Parle-nous de la façon dont tu as géré ton effort…
Je m’étais fixé un objectif de puissance moyenne sur l’ensemble du chrono, en découpant le chrono en plusieurs parties. J’étais surtout focalisée sur mes watts tout au long du chrono. Je n’ai jamais levé la tête du guidon et je n’ai presque pas vu le chrono passer. Je suis partie un poil au-dessus de ce qui était prévu. Comme ça répondait bien, je ne voyais pas pourquoi me freiner. D’ailleurs, c’est marrant car il y a deux jours, je regardais la série Netflix du Tour de France et je voyais (Jonas) Vingegaard qui disait qu’il était à 380 watts et que ça allait bien, alors qu’il était prévu qu’il soit à 360. Bon, moi, je n’étais pas à 360 (rires) mais c’était ce principe-là. J’ai eu le même sentiment. J’avais de la force. Pourtant, je me sentais fatiguée. D’ailleurs, j’avais un bouton de fièvre depuis deux jours et ça m’a mis aussi le doute. Mais finalement, la fraîcheur compte un peu moins sur un chrono de 35 bornes.

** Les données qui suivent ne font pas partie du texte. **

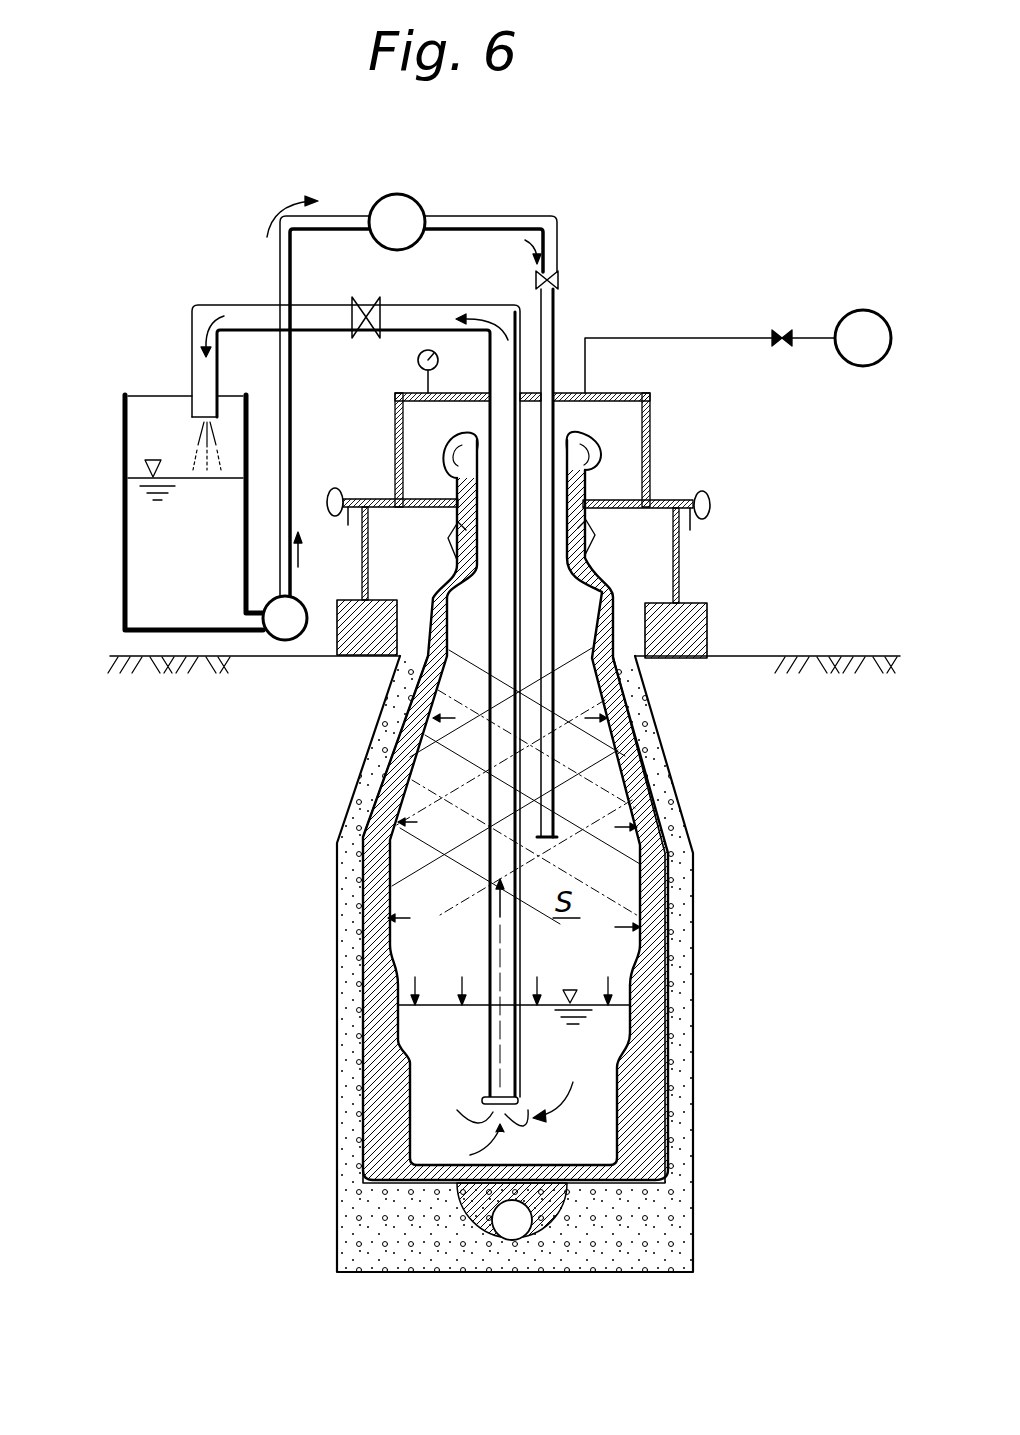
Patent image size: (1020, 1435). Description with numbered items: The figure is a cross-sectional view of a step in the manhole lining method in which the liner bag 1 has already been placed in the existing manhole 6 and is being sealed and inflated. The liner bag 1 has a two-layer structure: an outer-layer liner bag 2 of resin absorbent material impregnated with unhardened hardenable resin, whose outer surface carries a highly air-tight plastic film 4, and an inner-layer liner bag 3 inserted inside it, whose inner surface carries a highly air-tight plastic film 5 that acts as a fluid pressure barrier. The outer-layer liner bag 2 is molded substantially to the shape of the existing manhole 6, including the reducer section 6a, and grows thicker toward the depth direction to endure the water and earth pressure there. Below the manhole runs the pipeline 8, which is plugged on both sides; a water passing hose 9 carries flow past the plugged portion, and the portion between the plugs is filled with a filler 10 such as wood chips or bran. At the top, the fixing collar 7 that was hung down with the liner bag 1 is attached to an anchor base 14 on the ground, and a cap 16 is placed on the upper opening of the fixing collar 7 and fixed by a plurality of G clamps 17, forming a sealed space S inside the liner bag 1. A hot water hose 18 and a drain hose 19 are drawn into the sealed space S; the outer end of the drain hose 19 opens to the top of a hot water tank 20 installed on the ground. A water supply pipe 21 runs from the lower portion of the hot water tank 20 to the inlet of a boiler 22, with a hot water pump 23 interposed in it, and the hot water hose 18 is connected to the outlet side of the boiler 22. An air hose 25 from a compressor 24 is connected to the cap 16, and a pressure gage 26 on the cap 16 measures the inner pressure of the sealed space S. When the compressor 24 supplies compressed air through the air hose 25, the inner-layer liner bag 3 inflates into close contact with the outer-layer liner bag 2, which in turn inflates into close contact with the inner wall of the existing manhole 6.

Le doublé ce samedi lors de la course en ligne te semble-t-il envisageable ?
C’est tellement tactique, tellement compliqué. Je serai encore une fois toute seule malheureusement. J’aurais pu avoir une équipière cette année mais Maëlle Grossetête est malade et ne sera pas là. Je ne suis pas la seule dans ce cas, avec Cédrine (Kerbaol), Juliette (Labous) et d’autres. Disons que ce serait un bonus de gagner samedi mais après cette victoire au chrono, j’aurai de toute façon moins de stress. Si je ne gagne pas, ce ne sera pas la fin du monde.

« JE NE SUIS QU'À 80-85% »

Ce chrono va-t-il te servir pour les Jeux Olympiques ?
Oui, c’était un test bien sûr. Je suis arrivée ici sur de la fatigue car je sors de trois semaines de stage en altitude. Je manque d’un peu de fraîcheur, je ne suis rentrée que dimanche. Mais je vais pouvoir enchaîner sur une période de repos relatif avant d’enchaîner sur une période de travail spécifique pour le contre-la-montre, et on sera vite à Paris. Cette fois-ci, j’espère y être à 100%. Ici, je ne suis qu’à 80-85% mais c’était prévu comme ça. Il reste encore une petite marge pour être encore plus forte à Paris.

En tout début de conférence, tu évoquais ton dernier Championnat de France. C’est donc acté ?
Il est important pour moi de sortir par la grande porte. Je pense que c’est chose faite aujourd’hui. Je n’ai aucun regret. Ma carrière a été belle. Maintenant, il faut savoir laisser la place aux jeunes. Et autant vous dire qu’on a une nouvelle génération qui est extrêmement costaude. On aura des Championnes du Monde et des Championnes Olympiques à terme, j’en suis persuadée. Et si je peux les aider d’une façon ou d’une autre, je serai très heureuse. Mais ce ne sera plus sur le vélo, c’est sûr.